Selected to the FosterClub’s list of 2010 Outstanding Young Leaders, Riccardo Rushin and his twin were honored with “Rising Up, Moving On” awards from the Public Children Services Association of Ohio for developing methods for teachers to reach out to foster youth.
According to Michelle Neisel, administrative assistant for Deputy Director Rob Myers at Job and Family Services, there are two things that can happen when someone ages out of foster care at 18.
Usually, the child stays in the program until he or she graduates from high school, then either goes out on their own or joins one of the independent living programs offered by the department of Job and Family Services. Of this year’s five graduates, three joined an independent living class; of the 12 youths in the 2017 class, 11 are currently participating in a program.

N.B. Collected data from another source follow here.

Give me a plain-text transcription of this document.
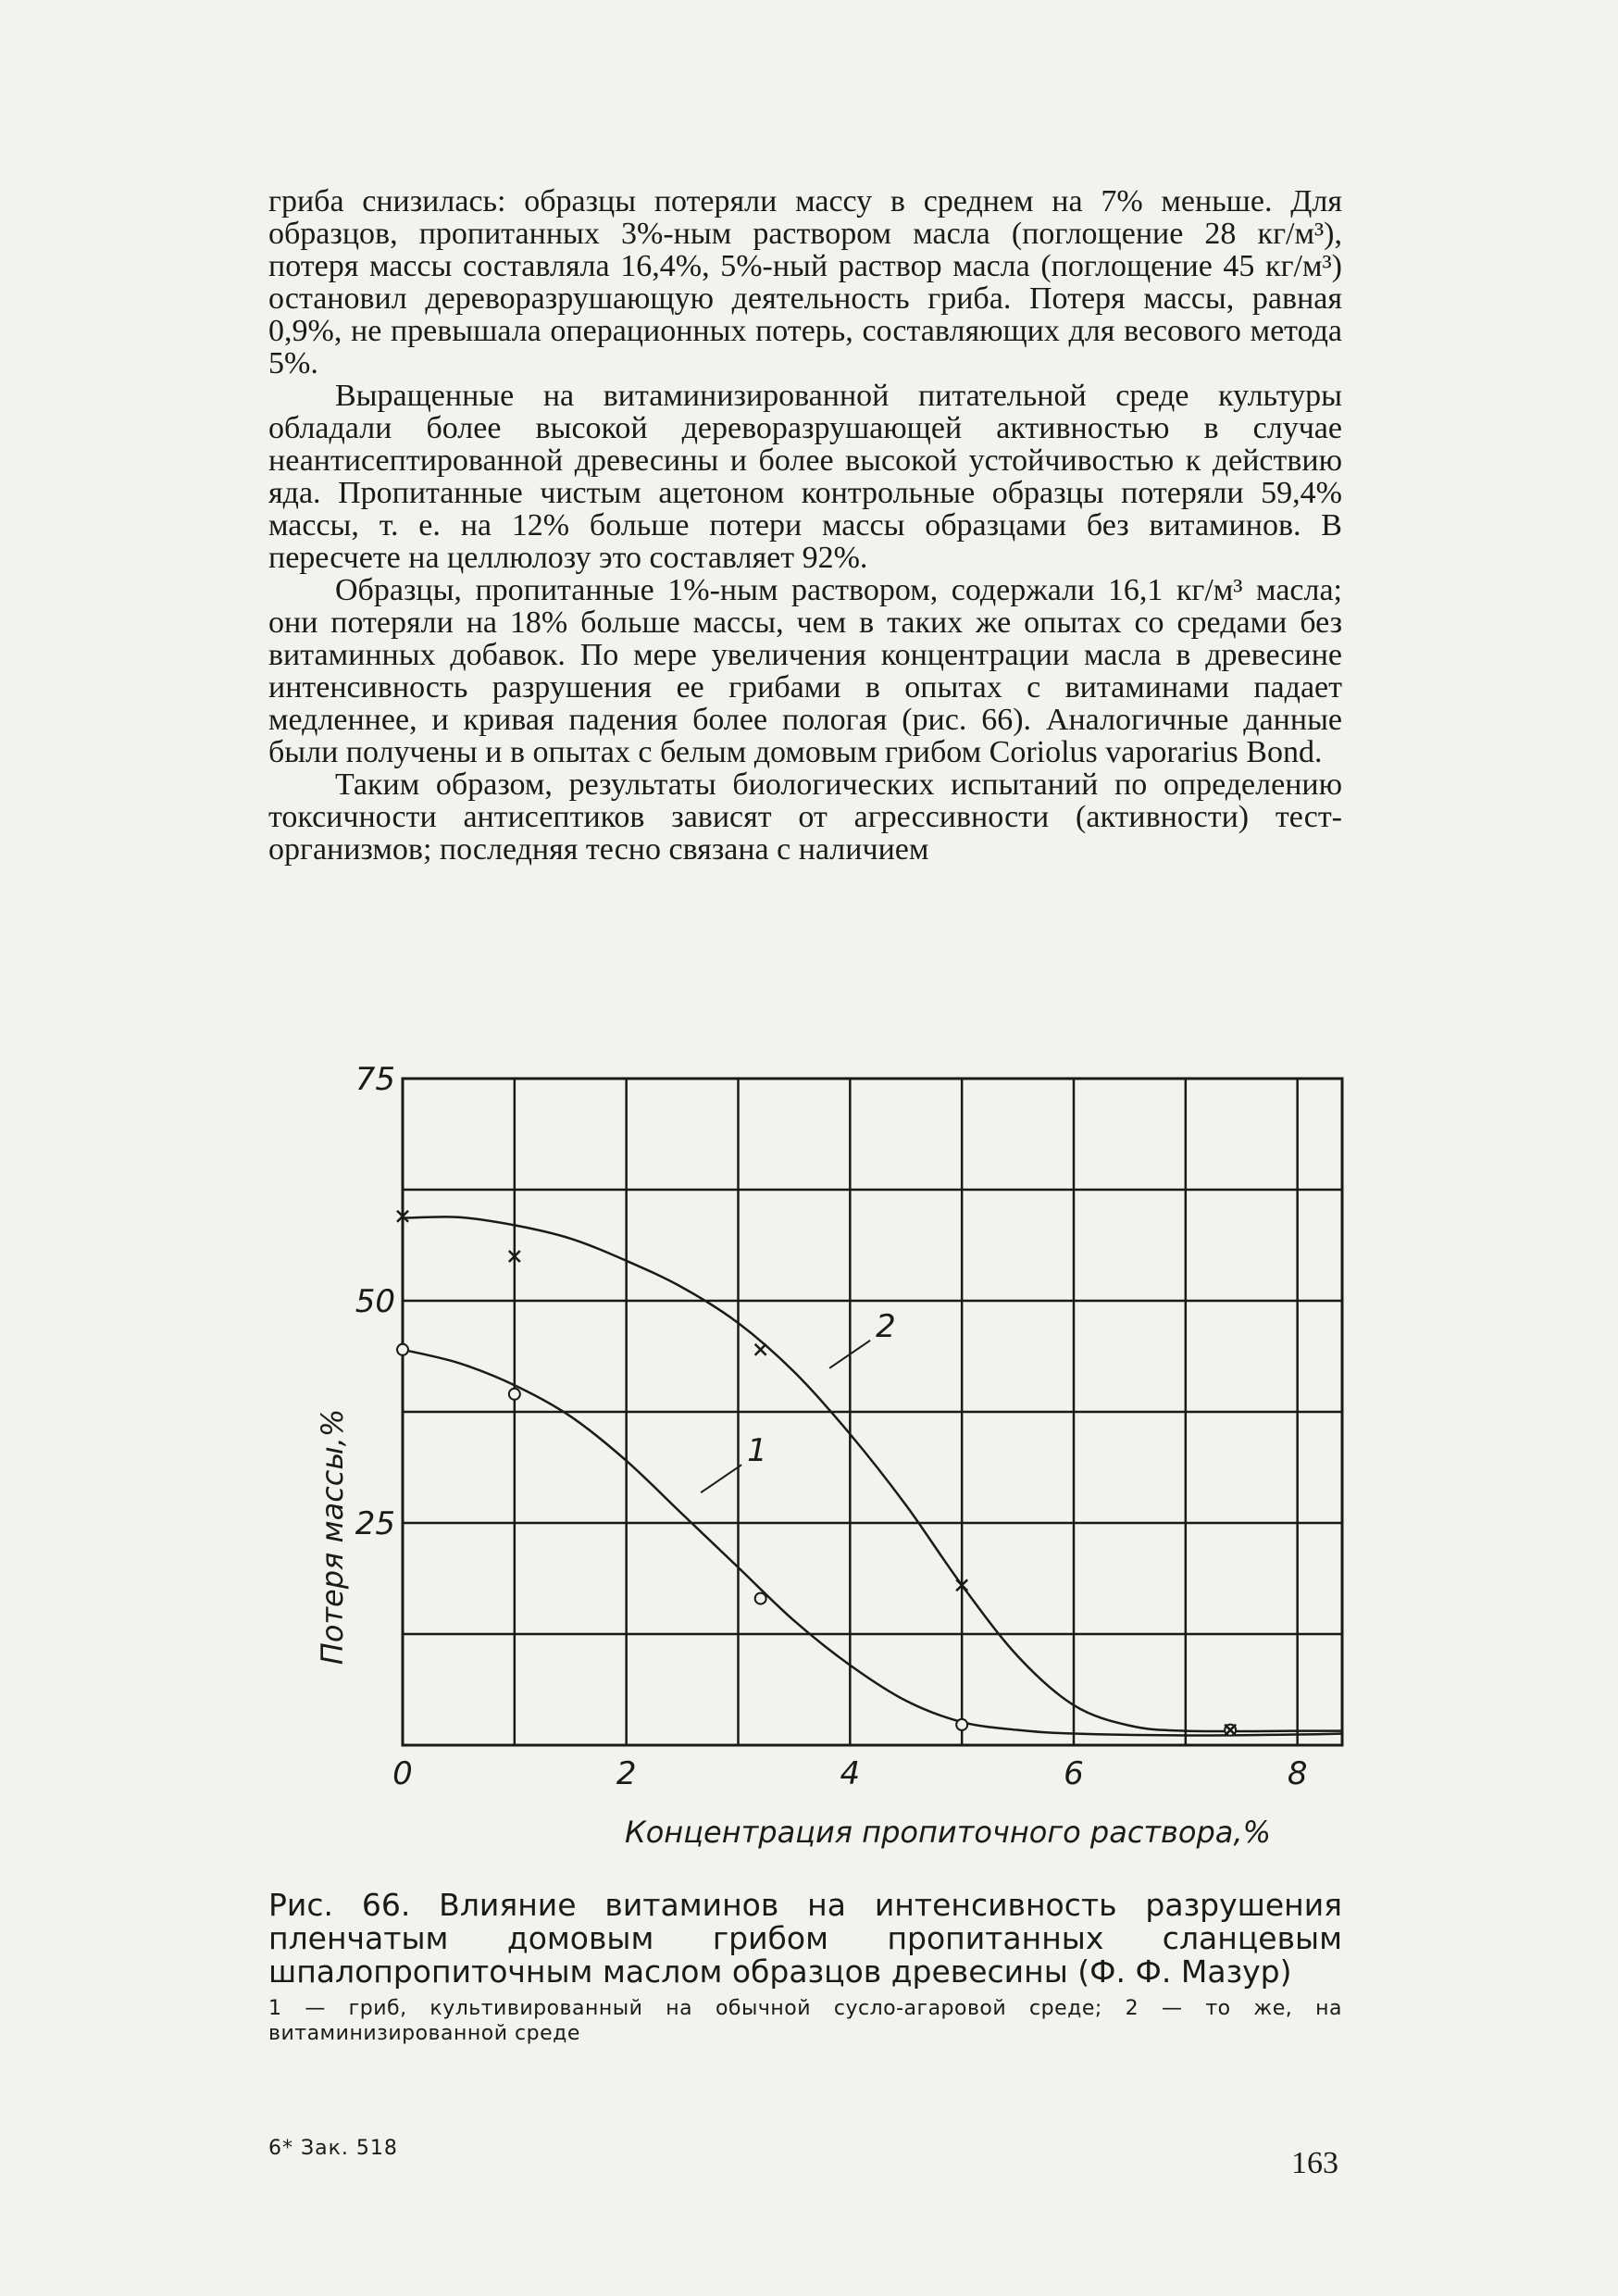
гриба снизилась: образцы потеряли массу в среднем на 7% меньше. Для образцов, пропитанных 3%-ным раствором масла (поглощение 28 кг/м³), потеря массы составляла 16,4%, 5%-ный раствор масла (поглощение 45 кг/м³) остановил дереворазрушающую деятельность гриба. Потеря массы, равная 0,9%, не превышала операционных потерь, составляющих для весового метода 5%.

Выращенные на витаминизированной питательной среде культуры обладали более высокой дереворазрушающей активностью в случае неантисептированной древесины и более высокой устойчивостью к действию яда. Пропитанные чистым ацетоном контрольные образцы потеряли 59,4% массы, т. е. на 12% больше потери массы образцами без витаминов. В пересчете на целлюлозу это составляет 92%.

Образцы, пропитанные 1%-ным раствором, содержали 16,1 кг/м³ масла; они потеряли на 18% больше массы, чем в таких же опытах со средами без витаминных добавок. По мере увеличения концентрации масла в древесине интенсивность разрушения ее грибами в опытах с витаминами падает медленнее, и кривая падения более пологая (рис. 66). Аналогичные данные были получены и в опытах с белым домовым грибом Coriolus vaporarius Bond.

Таким образом, результаты биологических испытаний по определению токсичности антисептиков зависят от агрессивности (активности) тест-организмов; последняя тесно связана с наличием

0	2	4	6	8
25
50
75
1
2
Концентрация пропиточного раствора,%
Потеря массы,%

Рис. 66. Влияние витаминов на интенсивность разрушения пленчатым домовым грибом пропитанных сланцевым шпалопропиточным маслом образцов древесины (Ф. Ф. Мазур)

1 — гриб, культивированный на обычной сусло-агаровой среде; 2 — то же, на витаминизированной среде

6* Зак. 518	163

Crookston said Job and Family Services has made numerous changes in the past 10 years for the youth driven programs that are designed to help them become more successful adults in the real world.
Rushin continues the process.
“If I can tell my story and give insight to the things I’ve been
through and others are going through, in the workforce, schools,
churches, foster care agencies, I am here for them,” he said.
“If there are certain things they want me to pinpoint, I will. I’ve lived in 20 different homes. I got so much in my head that I’ve been through. And I’ve experienced so many different things that I want to share. If I can help someone else, that is what I want to do.”